Ординатор пришел. По его скромной и умной физиономии Бегушев заключил, что он не шарлатан. Ординатор действительно был не шарлатан, а вымятый и опытный больничный врач, и между тем, несмотря на двадцатипятилетнюю службу, его не сделали старшим врачом - за то только, что он не имел той холопской представительности, которой награжден был от природы Перехватов.
– Господин Бегушев, хороший знакомый госпожи Меровой, желает ее взять к себе... Распорядитесь, чтобы она покойно и тепло одетою была перевезена! приказал ему его юный начальник.
Ординатор в знак повиновения склонил перед ним голову.
Перехватов с прежнею важностью пошел далее.
– Я просил бы вас сегодня же перевезти ко мне госпожу Мерову в дом... Я пришлю за ней карету и теплую одежду, а также и вас прошу приезжать к ней.
– Но ей только что поставили мушку!
– возразил доктор.
– Она еще не ставила ее... Можете ли, доктор, вы это сделать и у меня продолжать пользовать госпожу Мерову?
– Я освобожусь из больницы не ранее четырех часов, а после этого могу перевезти.
– В четыре часа поэтому я могу прислать за вами карету?
– В четыре!
– разрешил ему доктор.
Бегушев полетел из больницы на всех рысях на Кузнецкий мост, где в магазине готового женского белья и платьев накупил того и другого; зашел тут же в английский магазин, отобрал шерстяных чулок, плед и кончил тем, что приторговал у Мичинера меховой женский салоп, строго наказав везде, чтобы все эти вещи немедленно были доставлены к нему.

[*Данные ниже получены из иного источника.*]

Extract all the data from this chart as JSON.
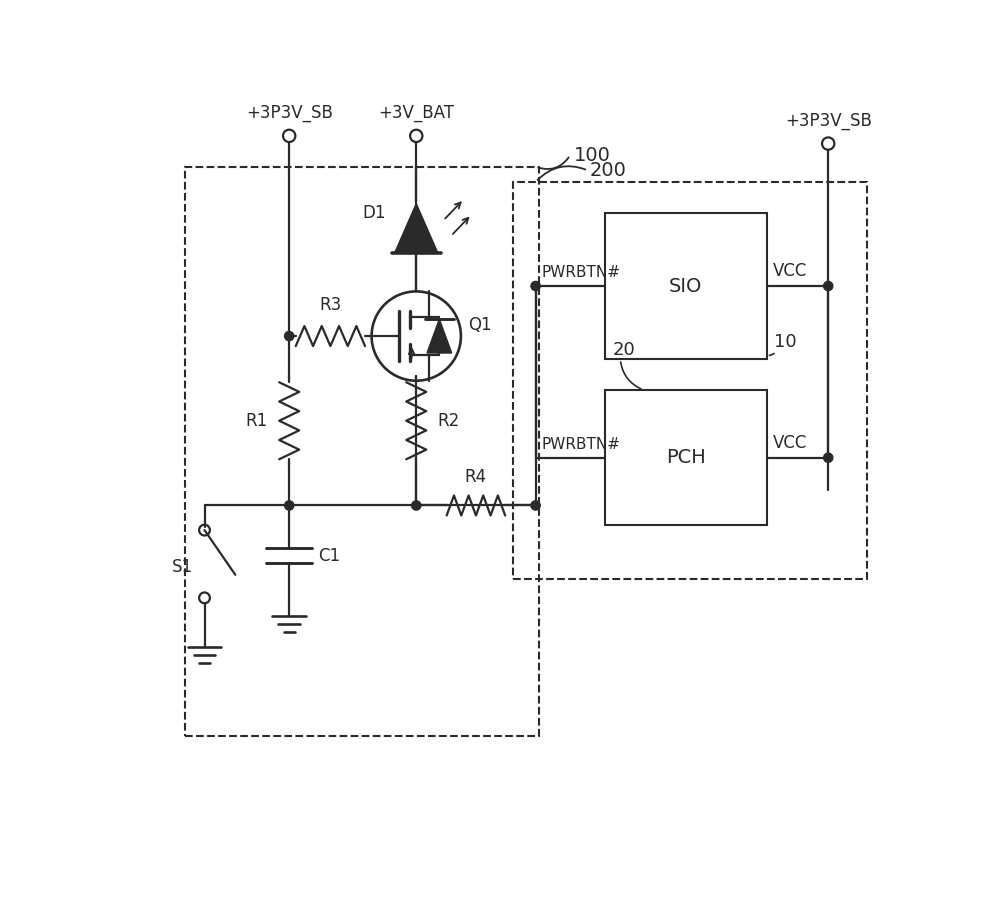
{
  "bg_color": "#ffffff",
  "line_color": "#2a2a2a",
  "line_width": 1.6,
  "fig_width": 10.0,
  "fig_height": 9.14,
  "labels": {
    "3P3V_SB_top": "+3P3V_SB",
    "3V_BAT_top": "+3V_BAT",
    "D1": "D1",
    "Q1": "Q1",
    "R1": "R1",
    "R2": "R2",
    "R3": "R3",
    "R4": "R4",
    "C1": "C1",
    "S1": "S1",
    "box100": "100",
    "box200": "200",
    "box10": "10",
    "box20": "20",
    "SIO": "SIO",
    "PCH": "PCH",
    "PWRBTN_SIO": "PWRBTN#",
    "PWRBTN_PCH": "PWRBTN#",
    "VCC_SIO": "VCC",
    "VCC_PCH": "VCC",
    "3P3V_SB_right": "+3P3V_SB"
  }
}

Возвратясь домой, Бегушев свою ленивую и распущенную прислугу пришпорил и поднял на ноги; прежде всего он позвал Минодору и велел ей с помощью мужа, лакеев и судомоек старательно прибрать отделение его покойной матери, как самое удобное для помещения больной. В отделении этом он сам осмотрел все щелочки в окнах, что не дует ли где-нибудь, осмотрел все вентиляторы, еще с болезни старухи там понаделанные... Лакеи и Минодора сначала недоумевали, что такое барин затевает; наконец это объяснилось, когда Бегушев объявил Минодоре, что привезут больную, умирающую дочь графа Хвостикова и что она должна быть при ней безотлучно!